I am trying to prove that for all $x \ge 1, (x^{\frac{1}{n}}) \to 1$.

Question

$\textbf{Proof:}$

Let $x \ge 1$ be arbitrary and note that $\forall n \in \mathbb{N}$, $x^{\frac{1}{n}} > 1$.

So $ \forall n \in \mathbb{N},\ x^{\frac{1}{n}} - 1 \ge 0 > -1$.

Therefore I can write $x^{\frac{1}{n}} = 1 + ( x^{\frac{1}{n}} -1 )$ and use Bernoulli's inequality.
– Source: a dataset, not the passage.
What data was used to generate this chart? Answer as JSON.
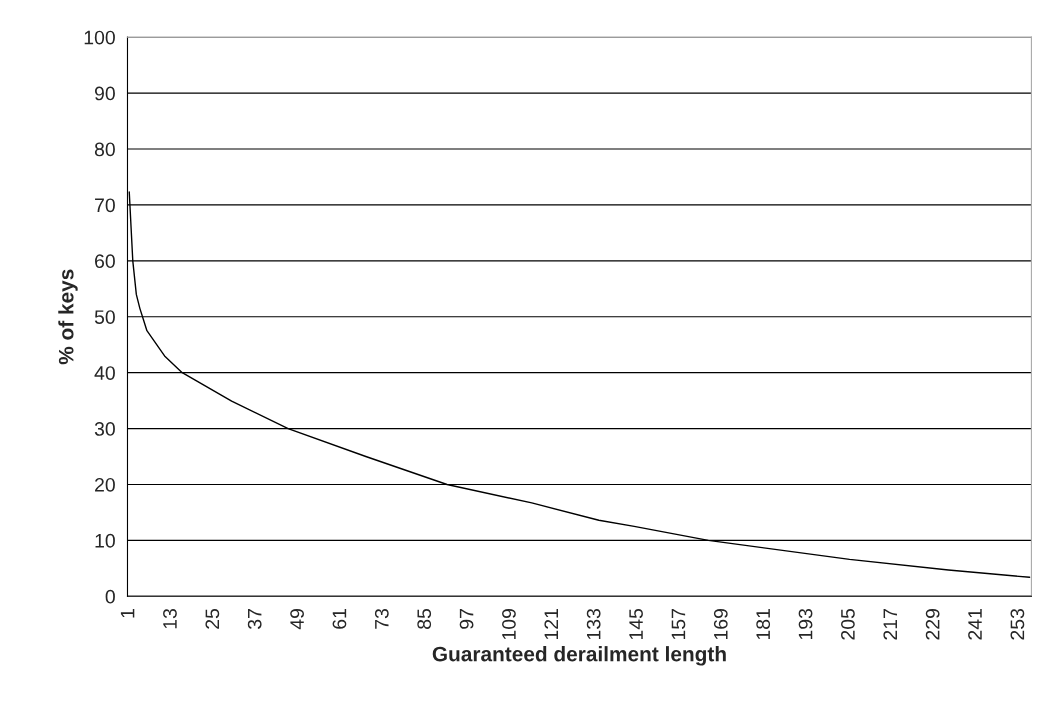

So $ \forall n \in \mathbb{N}, \left ( 1 + ( x^{\frac{1}{n}} -1) \right )^{n} \ge 1 + n( x^{\frac{1}{n}} -1)$

$\implies \> x \ge 1 + n( x^{\frac{1}{n}} -1) $

$\implies \> x - 1 \ge n( x^{\frac{1}{n}} -1) $

$\implies \> \frac{x - 1}{n} \ge ( x^{\frac{1}{n}} -1) \ge 0$

Note that as $n \to\infty, \left ( \frac{x-1}{n} \right ) \to 0 $. So by the sandwich theorem $ ( x^{\frac{1}{n}} -1) \to 0 $.
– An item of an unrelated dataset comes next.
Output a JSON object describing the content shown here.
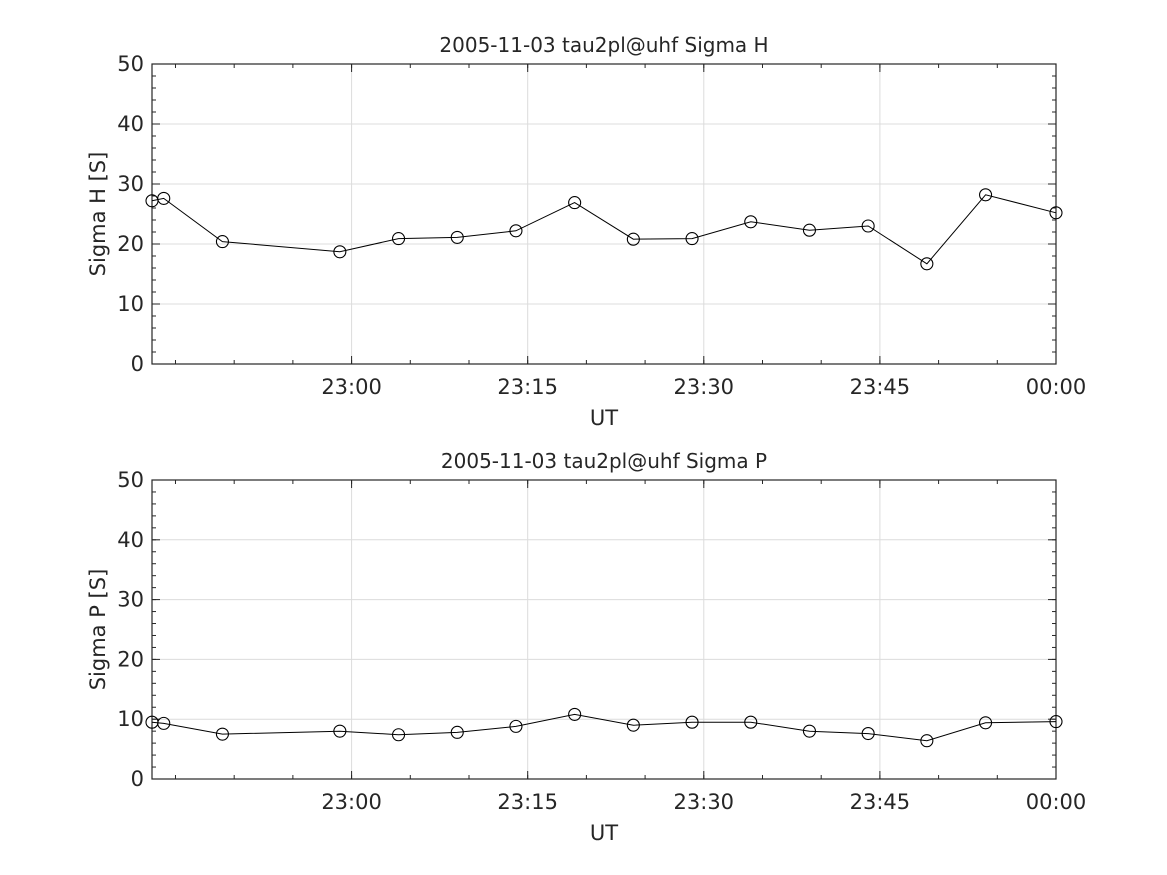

Therefore by the sum rule for convergent sequences, $(x^{\frac{1}{n}}) \to 1$.

I was wondering if my proof is correct, as it makes sense to me but I just to need to check it.

Answer 1

For $n$ sufficiently large, $$1\le x\le n$$ $$\sqrt[n]{1}\le \sqrt[n]{x}\le \sqrt[n]{n}$$ By the squeeze theorem, as $n\to \infty$, since $\sqrt[n]{1}\to 1$ and $\sqrt[n]{n}\to 1$, also $\sqrt[n]{x}\to 1$.